Some of these things are interesting; other parts are unfortunately less so. But the essence of this game, and what sets it apart from its peers, is this stamina deck. As a result, the design struggles to defend itself. Its basic mechanism has been best accomplished in The 7th Continent. Its encapsulation of Aliens‘claustrophobia was most strongly performed in 1989 with Space hulk. Even his arc of play with decaying protagonist abilities was more effective in the underrated. Claustrophobia. It’s just not the new achievement we’ve seen in other recent games like Nemesis.

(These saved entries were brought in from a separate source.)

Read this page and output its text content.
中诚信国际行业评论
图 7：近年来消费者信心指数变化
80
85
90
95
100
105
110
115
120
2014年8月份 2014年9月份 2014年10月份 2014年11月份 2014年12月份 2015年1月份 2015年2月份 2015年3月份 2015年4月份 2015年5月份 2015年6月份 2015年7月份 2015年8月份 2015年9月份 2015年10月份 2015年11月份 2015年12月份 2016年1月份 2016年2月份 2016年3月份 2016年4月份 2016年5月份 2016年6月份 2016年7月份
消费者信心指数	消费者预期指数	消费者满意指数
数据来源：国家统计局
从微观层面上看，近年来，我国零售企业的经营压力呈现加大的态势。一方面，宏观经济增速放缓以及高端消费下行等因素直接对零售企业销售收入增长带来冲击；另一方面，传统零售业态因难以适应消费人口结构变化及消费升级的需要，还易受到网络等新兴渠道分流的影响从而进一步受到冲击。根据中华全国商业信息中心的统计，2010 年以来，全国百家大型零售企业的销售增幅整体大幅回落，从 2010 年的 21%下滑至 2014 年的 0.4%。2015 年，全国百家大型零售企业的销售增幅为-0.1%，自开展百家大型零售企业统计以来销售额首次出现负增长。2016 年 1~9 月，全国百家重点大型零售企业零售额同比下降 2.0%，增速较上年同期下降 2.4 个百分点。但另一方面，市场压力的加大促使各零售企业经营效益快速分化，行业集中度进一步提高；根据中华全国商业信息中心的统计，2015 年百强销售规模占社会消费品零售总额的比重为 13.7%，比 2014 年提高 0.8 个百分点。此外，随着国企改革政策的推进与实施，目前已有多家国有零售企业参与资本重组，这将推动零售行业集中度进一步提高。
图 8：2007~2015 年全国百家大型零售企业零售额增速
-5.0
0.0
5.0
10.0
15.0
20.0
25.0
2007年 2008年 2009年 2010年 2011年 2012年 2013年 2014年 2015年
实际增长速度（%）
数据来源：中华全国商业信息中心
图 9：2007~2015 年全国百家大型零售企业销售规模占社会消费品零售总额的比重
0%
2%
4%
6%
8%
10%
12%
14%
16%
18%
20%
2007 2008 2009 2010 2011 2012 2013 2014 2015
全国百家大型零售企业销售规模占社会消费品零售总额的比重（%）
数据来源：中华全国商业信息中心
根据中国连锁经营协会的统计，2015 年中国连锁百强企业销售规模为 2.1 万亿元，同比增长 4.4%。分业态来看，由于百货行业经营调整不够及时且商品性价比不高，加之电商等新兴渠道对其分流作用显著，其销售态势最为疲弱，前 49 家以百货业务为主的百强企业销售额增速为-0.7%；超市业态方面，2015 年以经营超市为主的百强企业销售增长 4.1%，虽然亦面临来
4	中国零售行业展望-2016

What can save this game is the fact that there are surprisingly few options for fully cooperative games of this type. Most dungeon crawlers require a player to control the antagonists, a role that many don’t like. Here you and a group of friends can take on a terrifying enemy side by side.

It is also the only current tabletop miniature design to feature the Aliens intellectual property. There’s a lot of fan service, and the script repeatedly features basic stuff like “game over, man!” and “they come mostly at night … mostly”.

This may be enough for some, even if the rest of the design is derivative.